It’s common high school knowledge that almost all organisms inherit their mitochondria from the maternal parent. But what is the fate of the paternal mitochondria? And why are they prevented from getting passed on to their offspring after fertilization? The answers for these questions have been shrouded in mystery for several decades. Whereas some reports supported a passive dilution theory of the paternal mitochondria in excess copy number of the maternal mitochondria, others implied the involvement of active destruction mechanisms.
We investigate the fate of the paternal mitochondria after fertilization in Drosophila. Interestingly, we found that the paternal mitochondrial derivative is targeted for rapid destruction by mechanisms originated in the egg. In particular, we identified egg-derived unique vacuoles of dual pathway (a common endocytic and autophagic pathway), which associate with the sperm plasma membrane upon fertilization and promote the destruction of the mitochondria. This system allows us to investigate the mechanisms and principles of organelle turnover under physiological conditions, as well as study the basis for the selectivity of this process (i.e. how the egg “differentiates” between its own mitochondria and the paternal mitochondria).

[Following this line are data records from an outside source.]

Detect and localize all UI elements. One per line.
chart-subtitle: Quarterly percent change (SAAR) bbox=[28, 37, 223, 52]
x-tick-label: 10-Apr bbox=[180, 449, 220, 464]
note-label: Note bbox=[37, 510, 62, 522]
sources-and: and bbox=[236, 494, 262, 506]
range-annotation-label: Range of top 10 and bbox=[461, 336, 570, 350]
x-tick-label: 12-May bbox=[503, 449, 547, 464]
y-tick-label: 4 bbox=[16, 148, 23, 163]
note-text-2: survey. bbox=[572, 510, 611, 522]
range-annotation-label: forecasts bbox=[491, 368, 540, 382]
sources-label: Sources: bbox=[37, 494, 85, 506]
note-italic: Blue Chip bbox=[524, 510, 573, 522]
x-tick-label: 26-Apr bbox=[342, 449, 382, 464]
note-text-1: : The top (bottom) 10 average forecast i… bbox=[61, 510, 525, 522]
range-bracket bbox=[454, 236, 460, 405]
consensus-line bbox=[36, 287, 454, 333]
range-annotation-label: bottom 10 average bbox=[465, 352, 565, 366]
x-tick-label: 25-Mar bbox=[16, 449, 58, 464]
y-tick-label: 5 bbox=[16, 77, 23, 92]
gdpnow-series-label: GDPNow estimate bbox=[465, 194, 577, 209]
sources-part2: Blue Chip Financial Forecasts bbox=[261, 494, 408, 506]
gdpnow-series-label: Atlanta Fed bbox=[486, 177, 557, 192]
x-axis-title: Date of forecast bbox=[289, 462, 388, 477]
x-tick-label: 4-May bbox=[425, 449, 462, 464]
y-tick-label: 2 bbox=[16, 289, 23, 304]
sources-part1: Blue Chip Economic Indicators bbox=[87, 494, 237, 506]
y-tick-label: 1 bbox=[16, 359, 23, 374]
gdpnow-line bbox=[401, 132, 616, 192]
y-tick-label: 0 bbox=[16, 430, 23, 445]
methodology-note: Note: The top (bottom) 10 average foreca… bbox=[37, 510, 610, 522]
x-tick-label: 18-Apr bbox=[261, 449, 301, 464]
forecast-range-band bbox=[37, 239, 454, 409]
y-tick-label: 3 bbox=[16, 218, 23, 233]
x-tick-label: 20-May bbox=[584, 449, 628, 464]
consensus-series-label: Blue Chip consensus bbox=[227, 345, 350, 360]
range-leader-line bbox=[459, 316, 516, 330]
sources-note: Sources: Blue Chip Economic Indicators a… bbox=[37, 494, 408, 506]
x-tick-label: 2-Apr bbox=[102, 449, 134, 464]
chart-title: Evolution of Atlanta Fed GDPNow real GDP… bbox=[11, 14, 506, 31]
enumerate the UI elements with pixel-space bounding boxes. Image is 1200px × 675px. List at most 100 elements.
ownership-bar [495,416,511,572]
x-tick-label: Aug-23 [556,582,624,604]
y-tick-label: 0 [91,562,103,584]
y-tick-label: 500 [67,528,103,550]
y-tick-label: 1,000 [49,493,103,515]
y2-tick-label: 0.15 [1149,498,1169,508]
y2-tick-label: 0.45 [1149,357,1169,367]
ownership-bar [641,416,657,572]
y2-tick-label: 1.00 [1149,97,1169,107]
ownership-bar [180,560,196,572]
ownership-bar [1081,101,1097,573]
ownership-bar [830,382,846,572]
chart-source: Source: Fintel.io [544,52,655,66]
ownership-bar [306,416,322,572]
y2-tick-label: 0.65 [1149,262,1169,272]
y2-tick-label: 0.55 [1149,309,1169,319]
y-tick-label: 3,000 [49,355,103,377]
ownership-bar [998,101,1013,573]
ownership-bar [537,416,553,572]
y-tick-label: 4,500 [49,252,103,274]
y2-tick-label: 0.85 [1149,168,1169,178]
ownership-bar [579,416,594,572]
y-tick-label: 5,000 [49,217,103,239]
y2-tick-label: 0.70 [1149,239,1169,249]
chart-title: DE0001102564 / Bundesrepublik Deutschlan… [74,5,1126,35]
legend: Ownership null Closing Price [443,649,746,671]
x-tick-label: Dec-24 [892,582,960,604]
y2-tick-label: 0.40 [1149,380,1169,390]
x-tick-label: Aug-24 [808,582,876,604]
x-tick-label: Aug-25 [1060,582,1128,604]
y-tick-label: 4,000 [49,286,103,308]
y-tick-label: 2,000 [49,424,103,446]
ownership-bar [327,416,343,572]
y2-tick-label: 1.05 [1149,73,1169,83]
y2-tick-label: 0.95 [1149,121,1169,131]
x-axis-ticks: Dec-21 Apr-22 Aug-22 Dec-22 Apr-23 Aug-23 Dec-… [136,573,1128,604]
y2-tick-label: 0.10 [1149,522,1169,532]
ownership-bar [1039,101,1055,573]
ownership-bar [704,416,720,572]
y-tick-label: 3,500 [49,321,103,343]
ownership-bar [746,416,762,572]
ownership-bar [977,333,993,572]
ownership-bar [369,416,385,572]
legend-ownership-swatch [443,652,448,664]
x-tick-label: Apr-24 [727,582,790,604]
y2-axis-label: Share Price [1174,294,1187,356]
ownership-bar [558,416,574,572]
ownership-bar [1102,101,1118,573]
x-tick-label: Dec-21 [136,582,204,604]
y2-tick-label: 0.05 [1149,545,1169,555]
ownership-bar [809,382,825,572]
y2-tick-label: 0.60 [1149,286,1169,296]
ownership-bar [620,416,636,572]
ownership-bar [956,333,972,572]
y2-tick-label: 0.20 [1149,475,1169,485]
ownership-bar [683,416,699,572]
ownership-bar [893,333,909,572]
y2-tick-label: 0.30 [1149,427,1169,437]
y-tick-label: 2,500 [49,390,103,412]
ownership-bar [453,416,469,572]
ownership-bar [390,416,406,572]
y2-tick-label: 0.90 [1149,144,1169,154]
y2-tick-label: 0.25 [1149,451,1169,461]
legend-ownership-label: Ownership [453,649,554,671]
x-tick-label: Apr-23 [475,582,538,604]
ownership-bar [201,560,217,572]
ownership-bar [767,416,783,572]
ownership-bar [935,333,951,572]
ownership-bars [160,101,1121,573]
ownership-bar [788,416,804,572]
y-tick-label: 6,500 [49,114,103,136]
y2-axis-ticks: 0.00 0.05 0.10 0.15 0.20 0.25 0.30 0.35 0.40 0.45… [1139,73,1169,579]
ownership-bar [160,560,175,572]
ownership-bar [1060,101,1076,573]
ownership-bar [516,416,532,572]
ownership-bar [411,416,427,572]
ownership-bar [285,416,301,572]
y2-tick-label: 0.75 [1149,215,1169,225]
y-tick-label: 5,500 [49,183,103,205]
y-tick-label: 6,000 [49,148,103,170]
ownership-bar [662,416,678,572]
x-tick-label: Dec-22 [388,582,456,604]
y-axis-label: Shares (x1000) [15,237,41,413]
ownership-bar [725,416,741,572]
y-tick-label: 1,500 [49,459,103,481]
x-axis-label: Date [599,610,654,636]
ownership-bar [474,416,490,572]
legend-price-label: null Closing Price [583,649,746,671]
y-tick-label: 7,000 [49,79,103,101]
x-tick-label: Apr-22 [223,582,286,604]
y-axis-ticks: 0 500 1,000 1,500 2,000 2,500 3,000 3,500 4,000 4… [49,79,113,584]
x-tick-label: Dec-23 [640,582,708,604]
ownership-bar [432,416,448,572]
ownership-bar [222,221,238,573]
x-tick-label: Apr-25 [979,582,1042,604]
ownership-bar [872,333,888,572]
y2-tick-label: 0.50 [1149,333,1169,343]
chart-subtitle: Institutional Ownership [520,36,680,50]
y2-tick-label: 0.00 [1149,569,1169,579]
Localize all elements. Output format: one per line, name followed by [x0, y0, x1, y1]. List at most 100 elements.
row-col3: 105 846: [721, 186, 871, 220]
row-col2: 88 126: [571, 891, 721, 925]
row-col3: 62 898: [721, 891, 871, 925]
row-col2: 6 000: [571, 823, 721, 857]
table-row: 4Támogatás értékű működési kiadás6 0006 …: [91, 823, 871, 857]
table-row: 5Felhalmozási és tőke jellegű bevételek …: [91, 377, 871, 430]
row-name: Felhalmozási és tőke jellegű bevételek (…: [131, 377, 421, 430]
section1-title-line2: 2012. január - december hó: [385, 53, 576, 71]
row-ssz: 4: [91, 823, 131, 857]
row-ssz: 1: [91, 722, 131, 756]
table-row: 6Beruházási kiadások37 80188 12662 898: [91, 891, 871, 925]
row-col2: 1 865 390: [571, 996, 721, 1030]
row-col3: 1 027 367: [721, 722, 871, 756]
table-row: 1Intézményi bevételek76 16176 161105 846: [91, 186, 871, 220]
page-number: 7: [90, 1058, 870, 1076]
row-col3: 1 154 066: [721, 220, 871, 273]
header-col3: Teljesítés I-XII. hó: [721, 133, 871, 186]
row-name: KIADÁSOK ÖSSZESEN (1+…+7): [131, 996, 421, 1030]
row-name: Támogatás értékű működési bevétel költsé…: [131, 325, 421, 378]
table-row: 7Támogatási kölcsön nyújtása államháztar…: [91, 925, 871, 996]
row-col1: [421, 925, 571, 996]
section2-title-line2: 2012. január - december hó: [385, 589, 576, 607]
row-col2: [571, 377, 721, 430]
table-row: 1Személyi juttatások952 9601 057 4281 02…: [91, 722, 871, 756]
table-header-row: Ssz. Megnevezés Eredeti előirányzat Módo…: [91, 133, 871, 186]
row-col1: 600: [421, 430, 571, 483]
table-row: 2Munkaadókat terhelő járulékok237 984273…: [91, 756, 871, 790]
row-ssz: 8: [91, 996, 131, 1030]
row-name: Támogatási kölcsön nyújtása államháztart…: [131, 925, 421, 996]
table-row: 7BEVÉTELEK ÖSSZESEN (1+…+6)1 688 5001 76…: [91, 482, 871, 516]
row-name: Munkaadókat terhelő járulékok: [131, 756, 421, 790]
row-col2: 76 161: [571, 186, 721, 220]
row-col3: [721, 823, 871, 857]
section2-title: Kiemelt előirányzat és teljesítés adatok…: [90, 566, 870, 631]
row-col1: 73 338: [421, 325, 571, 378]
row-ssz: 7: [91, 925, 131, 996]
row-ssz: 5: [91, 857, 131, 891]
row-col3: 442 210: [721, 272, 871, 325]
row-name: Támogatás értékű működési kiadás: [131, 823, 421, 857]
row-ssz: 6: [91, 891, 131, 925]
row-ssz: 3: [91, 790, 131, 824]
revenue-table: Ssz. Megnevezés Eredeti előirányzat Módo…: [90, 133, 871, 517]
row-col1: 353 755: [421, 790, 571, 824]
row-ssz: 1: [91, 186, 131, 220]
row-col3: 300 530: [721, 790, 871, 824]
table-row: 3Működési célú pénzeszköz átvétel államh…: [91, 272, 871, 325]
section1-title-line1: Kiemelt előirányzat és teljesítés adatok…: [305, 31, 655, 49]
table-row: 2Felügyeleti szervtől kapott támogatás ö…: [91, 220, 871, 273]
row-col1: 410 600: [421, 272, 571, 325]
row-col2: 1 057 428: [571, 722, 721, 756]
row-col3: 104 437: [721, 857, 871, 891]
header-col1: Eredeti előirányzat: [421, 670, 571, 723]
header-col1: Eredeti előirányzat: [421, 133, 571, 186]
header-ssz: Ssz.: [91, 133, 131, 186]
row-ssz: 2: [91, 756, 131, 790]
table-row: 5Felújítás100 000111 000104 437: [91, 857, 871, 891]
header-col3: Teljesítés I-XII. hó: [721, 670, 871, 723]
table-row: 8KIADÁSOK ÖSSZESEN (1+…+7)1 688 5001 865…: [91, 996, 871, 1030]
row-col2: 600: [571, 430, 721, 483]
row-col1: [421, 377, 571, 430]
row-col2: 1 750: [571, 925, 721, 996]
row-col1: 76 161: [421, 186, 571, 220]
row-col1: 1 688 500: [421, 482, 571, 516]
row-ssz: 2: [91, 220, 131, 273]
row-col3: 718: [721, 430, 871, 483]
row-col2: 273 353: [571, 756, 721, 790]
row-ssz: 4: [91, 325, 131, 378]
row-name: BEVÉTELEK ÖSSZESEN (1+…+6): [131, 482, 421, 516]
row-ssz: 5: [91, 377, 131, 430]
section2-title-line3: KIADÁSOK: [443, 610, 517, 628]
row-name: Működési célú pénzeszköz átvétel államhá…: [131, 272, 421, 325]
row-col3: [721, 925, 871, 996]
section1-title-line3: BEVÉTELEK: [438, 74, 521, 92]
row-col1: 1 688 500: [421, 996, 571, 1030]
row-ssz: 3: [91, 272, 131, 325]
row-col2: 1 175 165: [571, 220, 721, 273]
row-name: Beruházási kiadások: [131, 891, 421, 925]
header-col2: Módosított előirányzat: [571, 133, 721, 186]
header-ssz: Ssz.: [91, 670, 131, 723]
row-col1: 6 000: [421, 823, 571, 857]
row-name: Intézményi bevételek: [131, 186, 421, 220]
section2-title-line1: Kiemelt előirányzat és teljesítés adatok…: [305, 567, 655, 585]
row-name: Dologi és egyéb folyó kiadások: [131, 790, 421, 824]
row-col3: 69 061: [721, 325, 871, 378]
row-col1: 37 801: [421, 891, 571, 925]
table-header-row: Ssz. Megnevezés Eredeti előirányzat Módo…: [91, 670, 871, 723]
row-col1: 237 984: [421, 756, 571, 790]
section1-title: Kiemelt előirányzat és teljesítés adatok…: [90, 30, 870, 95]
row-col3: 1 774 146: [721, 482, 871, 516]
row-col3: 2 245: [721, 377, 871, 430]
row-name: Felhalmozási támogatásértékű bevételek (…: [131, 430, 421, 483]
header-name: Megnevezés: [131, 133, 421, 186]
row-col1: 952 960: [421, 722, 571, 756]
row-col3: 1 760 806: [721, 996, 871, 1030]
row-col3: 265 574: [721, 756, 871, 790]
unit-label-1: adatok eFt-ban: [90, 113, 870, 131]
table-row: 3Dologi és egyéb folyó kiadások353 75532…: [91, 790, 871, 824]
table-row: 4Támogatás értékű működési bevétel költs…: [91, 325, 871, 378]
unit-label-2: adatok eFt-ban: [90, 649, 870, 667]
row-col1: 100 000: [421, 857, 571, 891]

Egg-derived active mechanisms eliminate the paternal mitochondria after fertilization in Drosophila (A) Schematic representation of an early fertilized Drosophila egg. The penetrating sperm is mainly composed of a needle-shape nucleus (N) and an almost 2 mm long flagellum (Fm), consisting of two major elongated organelles, an axoneme (green) and a mitochondrial derivative (red). Soon after fertilization, a network of multivesicular body (MVB)-like vesicles originating in the egg and displaying molecular features of both the endocytic and autophagic pathways, approach and associate with the sperm flagellum, and are involved in the initial recognition and disintegration of the sperm plasma membrane after fertilization. MLB, multilamellar body. (A’) An illustration of a cross-section through one of these MVBs, depicting ubiquitinated proteins (pink dots) on the surface of the mitochondrial derivative (red) and the localization of the LC3/Atg8-based fluorescent autophagic reporter at the circumference of these vesicles (light orange dots). (B, C) Electron micrographs of cross-sections through early fertilized eggs. MVBs approach (B) and associate (C) with the plasma membrane surrounding the flagellum (Fm). The colors indicated (MVBs, bronze; mitochondrial derivative, red; axoneme, green) were manually added using Adobe Photoshop to correspond to the colored schematic organelles in (A). Scale bars represent 100 nm.